Program: Abstracts - Orals, Featured Poster Presentations, and Posters
Session: FP25-Signaling Originating from Membrane Receptors
Basic/Translational
Sunday, June 16, 2013: 10:45 AM-11:15 AM
Presentation Start Time: 10:50 AM
Room 133 (Moscone Center)

Poster Board SUN-390
Chrishan S Samuel*1, Bryna SM Chow2, Martina Kocan1, Sanja Bosnyak1, Mohsin Sarwar1, Emma S Jones1, Robert E Widdop1, Roger J Summers1, Ross A Bathgate2 and Tim D Hewitson3
1Monash University, Melbourne, Australia, 2Florey Institute for Neuroscience and Mental Health, Melbourne, Australia, 3Royal Melbourne Hospital, Melbourne, Australia
Background: The anti-fibrotic hormone, relaxin, disrupts the pro-fibrotic actions of TGF-β1 by signaling through its cognate receptor, Relaxin Family Peptide Receptor 1 (RXFP1), extracellular signal-regulated kinase phosphorylation (pERK)1/2 and a nitric oxide (NO)-dependent pathway to abrogate Smad2 phosphorylation (pSmad2) in renal myofibroblasts. As angiotensin (Ang)-II also antagonizes TGF-β1 activity through its AT2 receptor (AT2R), we investigated for the first time, the extent to which relaxin interferes with the Ang II-TGF-β1 axis at the AT2R level.

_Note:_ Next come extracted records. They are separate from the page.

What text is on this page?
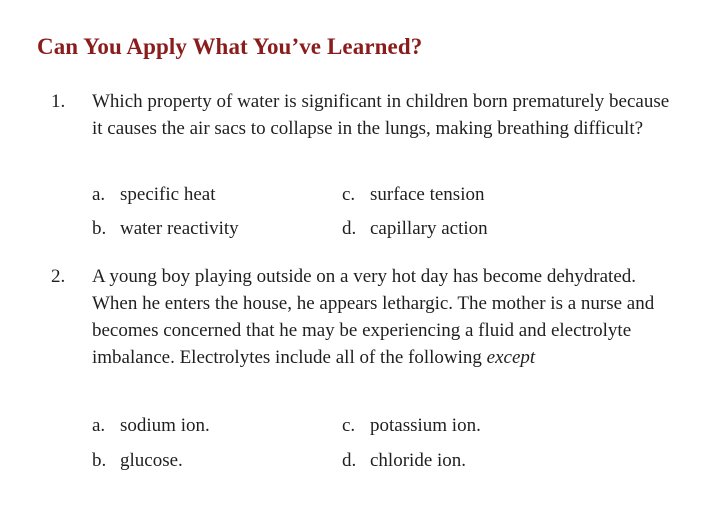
Can You Apply What You’ve Learned?
1. Which property of water is significant in children born prematurely because it causes the air sacs to collapse in the lungs, making breathing difficult?
a. specific heat	c. surface tension
b. water reactivity	d. capillary action
2. A young boy playing outside on a very hot day has become dehydrated. When he enters the house, he appears lethargic. The mother is a nurse and becomes concerned that he may be experiencing a fluid and electrolyte imbalance. Electrolytes include all of the following except
a. sodium ion.	c. potassium ion.
b. glucose.	d. chloride ion.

Methods: Various markers of relaxin activity: pERK1/2, nNOS phosphorylation (pnNOS), TGF-β1, pSmad2, α-smooth muscle actin (SMA), matrix metalloproteinase (MMP)-13, MMP-2, MMP-9 and collagen concentration in primary renal myofibroblasts isolated from injured rats, and from kidney tissues isolated from relaxin-treated wild-type (AT2R+/+) and AT2R knockout (AT2R‒/‒) mice that were subjected to unilateral ureteric obstruction, in the absence or presence of the AT2R antagonist PD123319, were assessed by Western blotting, gelatin zymography and hydroxyproline assay. Additionally, the ability of relaxin and RXFP1 to interact with the AT2R was assessed by competition binding and bioluminescence resonance energy transfer (BRET) assays, respectively.

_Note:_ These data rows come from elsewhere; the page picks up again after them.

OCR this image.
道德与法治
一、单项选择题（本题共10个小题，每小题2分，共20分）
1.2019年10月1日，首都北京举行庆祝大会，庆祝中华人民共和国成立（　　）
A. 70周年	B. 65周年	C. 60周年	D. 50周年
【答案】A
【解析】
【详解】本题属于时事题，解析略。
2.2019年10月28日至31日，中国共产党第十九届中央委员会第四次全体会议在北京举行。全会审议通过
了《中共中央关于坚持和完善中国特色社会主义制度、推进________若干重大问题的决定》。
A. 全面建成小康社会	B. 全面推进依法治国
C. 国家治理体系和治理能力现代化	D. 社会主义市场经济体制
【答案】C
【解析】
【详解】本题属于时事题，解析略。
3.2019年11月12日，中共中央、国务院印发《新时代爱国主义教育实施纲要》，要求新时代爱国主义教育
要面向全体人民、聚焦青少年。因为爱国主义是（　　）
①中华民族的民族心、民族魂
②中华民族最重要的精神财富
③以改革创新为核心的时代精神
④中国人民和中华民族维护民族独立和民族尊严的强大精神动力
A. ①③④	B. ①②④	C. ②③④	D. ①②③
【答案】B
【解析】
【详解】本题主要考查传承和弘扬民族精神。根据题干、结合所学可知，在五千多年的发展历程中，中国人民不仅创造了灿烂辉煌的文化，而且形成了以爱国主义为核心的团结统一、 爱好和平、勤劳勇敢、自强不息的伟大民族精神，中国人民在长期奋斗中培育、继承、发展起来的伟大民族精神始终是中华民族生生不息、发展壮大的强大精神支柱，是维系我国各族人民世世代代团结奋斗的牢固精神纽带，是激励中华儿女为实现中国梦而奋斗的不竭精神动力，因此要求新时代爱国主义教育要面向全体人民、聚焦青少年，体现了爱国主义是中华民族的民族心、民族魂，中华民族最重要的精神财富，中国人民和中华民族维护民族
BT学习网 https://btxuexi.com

Results: Relaxin’s (100ng/ml; 16.8nM) ability to increase pERK, pnNOS, MMP-13, MMP-2 and MMP-9 levels, and inhibit TGF-β1, pSmad2 and myofibroblast differentiation (all p<0.01 vs that in untreated cells) was significantly blocked by PD123319 (0.1µM) in vitro (all p<0.01 vs relaxin-treated cells). Likewise, the collagen-inhibitory and anti-fibrotic actions of relaxin (0.5mg/kg/day) in vivo were completely lost when it was administered to AT2R‒/‒ mice or to AT2R+/+ mice in the presence of PD123319 (3mg/kg/day) (all p<0.05 vs that in relaxin-treated AT2R+/+ mice). While heterodimer complexes were formed between RXFP1 and AT2Rs independent of ligand binding, relaxin did not directly bind to AT2Rs or affect the dynamics of pre-formed RXFP1-AT2R complexes, but mediated cross-talk through this receptor dimerization, at the pERK1/2 level, to induce its anti-fibrotic actions.

Conclusions: The AT2R is obligatory for relaxin to signal through a RXFP1/AT2R-pERK1/2-nNOS-NO-cGMP-dependent pathway to disrupt TGF-β1-mediated renal fibrosis. The relaxin-RXFP1-AT2R interaction represents a novel therapeutic target that may be regulated to control fibrosis progression.

Nothing to Disclose: CSS, BSC, MK, SB, MS, ESJ, REW, RJS, RAB, TDH

*Please take note of The Endocrine Society's News Embargo Policy at http://www.endo-society.org/endo2013/media.cfm

Sources of Research Support: National Health & Medical Research Council (NHMRC) of Australia Project Grants: 436713, 454375, 628634 and APP1045848; and Senior Research Fellowships to C.S.S and R.A.B.